Bizler şunu iyi biliyoruz; onlar da bilmelidir ki en demokratik hakkımız olan yaşamak ve yaşatmak mücadelemizden asla vazgeçmeyeceğiz. Çünkü haksızlığın meşrulaştırıldığı bir yerde direnmek en temel haktır.

İstanbul Sözleşmesi uygulanmış olsaydı Aleyna Çakır’ın ölümünün baş şüphelisi Ümitcan Uygun’un Esra Hankulu’nu katledemeyeceğini söyleyen kadınlar katledilen Sude Akarsu, Gülfem Alay, Senem Barik ve Elif Sinan’ın da hayatta olacağını söyledi. Kadınlar, Azra Gülendam Haytaoğlu ve Emine Gökkız için de faillerin cezasızlık politikası ile ödüllendirildiğini bunun iktidarın politikası olduğunu dile getirdi.

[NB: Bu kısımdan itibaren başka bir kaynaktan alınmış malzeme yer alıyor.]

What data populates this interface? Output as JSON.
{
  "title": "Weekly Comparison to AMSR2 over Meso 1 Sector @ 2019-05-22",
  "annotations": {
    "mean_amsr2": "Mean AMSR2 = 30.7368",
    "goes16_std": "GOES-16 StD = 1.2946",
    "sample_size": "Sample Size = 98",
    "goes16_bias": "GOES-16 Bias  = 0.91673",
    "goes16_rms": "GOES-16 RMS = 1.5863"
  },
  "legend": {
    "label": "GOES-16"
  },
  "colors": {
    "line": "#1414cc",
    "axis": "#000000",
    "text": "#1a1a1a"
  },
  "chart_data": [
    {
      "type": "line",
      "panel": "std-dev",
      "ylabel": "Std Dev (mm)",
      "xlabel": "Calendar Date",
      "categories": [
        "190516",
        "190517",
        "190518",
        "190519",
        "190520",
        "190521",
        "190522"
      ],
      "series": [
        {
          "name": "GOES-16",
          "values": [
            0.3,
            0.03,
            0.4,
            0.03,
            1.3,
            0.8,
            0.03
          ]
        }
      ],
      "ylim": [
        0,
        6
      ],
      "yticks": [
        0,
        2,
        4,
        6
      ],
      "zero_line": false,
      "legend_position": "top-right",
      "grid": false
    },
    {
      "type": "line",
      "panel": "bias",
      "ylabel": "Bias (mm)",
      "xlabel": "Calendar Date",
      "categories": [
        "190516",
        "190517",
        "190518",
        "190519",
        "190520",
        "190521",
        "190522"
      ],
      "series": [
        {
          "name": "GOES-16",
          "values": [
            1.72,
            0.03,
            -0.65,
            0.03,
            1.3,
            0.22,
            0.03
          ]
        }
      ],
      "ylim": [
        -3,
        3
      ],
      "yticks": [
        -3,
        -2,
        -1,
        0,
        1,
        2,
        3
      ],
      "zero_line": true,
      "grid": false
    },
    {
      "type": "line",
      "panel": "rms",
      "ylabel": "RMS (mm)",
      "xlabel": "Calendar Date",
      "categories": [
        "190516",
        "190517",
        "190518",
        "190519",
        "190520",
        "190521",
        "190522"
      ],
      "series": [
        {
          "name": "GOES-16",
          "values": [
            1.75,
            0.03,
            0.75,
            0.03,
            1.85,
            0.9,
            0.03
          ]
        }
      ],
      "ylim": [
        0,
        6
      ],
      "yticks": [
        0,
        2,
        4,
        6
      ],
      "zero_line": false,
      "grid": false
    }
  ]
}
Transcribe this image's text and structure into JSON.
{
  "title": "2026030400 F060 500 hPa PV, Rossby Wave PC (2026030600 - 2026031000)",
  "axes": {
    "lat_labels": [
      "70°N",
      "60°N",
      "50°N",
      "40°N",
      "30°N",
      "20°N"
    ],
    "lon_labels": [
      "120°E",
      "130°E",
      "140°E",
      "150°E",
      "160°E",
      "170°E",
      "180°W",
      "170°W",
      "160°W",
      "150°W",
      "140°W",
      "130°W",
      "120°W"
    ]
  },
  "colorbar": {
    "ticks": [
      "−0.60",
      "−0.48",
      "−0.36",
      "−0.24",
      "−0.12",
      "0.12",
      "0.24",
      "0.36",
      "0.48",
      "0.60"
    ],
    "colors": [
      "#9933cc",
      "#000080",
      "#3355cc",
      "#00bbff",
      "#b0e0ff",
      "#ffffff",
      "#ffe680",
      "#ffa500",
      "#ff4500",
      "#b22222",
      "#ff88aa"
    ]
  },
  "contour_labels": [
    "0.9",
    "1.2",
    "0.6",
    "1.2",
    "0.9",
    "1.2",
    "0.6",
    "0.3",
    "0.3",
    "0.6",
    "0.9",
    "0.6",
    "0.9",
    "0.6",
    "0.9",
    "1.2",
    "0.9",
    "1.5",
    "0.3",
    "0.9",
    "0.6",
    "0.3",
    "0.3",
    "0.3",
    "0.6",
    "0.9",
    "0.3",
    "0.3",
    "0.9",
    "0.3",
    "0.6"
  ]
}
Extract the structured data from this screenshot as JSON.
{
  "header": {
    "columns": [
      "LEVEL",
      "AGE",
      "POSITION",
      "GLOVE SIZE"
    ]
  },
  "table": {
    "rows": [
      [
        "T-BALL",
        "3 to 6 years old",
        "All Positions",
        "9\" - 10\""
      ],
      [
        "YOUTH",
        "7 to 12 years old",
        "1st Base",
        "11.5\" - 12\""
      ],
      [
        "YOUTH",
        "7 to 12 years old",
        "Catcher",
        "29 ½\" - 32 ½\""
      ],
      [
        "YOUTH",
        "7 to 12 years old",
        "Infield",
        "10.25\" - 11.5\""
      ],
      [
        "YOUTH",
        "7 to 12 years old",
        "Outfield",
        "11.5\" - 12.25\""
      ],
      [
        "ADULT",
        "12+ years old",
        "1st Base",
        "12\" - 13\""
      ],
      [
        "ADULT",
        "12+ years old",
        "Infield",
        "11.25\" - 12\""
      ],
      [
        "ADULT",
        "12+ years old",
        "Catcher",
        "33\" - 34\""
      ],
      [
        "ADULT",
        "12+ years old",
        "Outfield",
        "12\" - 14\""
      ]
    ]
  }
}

İSTANBUL SÖZLEŞMESİNDEN VAZGEÇMEYECEĞİZ

Kadınların yaşamını güvence altına alan başta İstanbul Sözleşmesi’ni ve her türlü koruyucu uygulamayı yürürlükten kaldırarak, erkek faillere iyi hal indirimleri vererek ya da tutuksuz yargılama ile erkek şiddetinin çarkını dizayn etmekten geri durmadığı sürece şiddetin ve kadın katliamlarının önlenmesi mümkün olmayacaktır. Buradan bir kez daha sesleniyoruz, İstanbul Sözleşmesi’nden vazgeçmiyoruz.

“ERKEK ADALET DEĞİL GERÇEK ADALET” 

İsyanımızı ve öfkemizi katlettiğiniz, yok saydığınız, nefes almasından bile nefret ettiğiniz kadınlardan, direncimizi ve umudumuzu, barikatlarda, dava salonlarında, sokakta, evde, omuz omuza yan yana durduğumuz kadınlardan ve örgütlü mücadelemizden alıyoruz. Erkek aklınız, erkek devletiniz, erkek adaletiniz ile dil, din, sınıf fark etmeksizin yaşamdan kopardığınız, kirpiğine dokunduğunuz her kadın için hesap soracağız. Azra, Emine ve Esra’nın failleri gerçek adalet ile yargılanana kadar susmuyoruz, korkmuyoruz!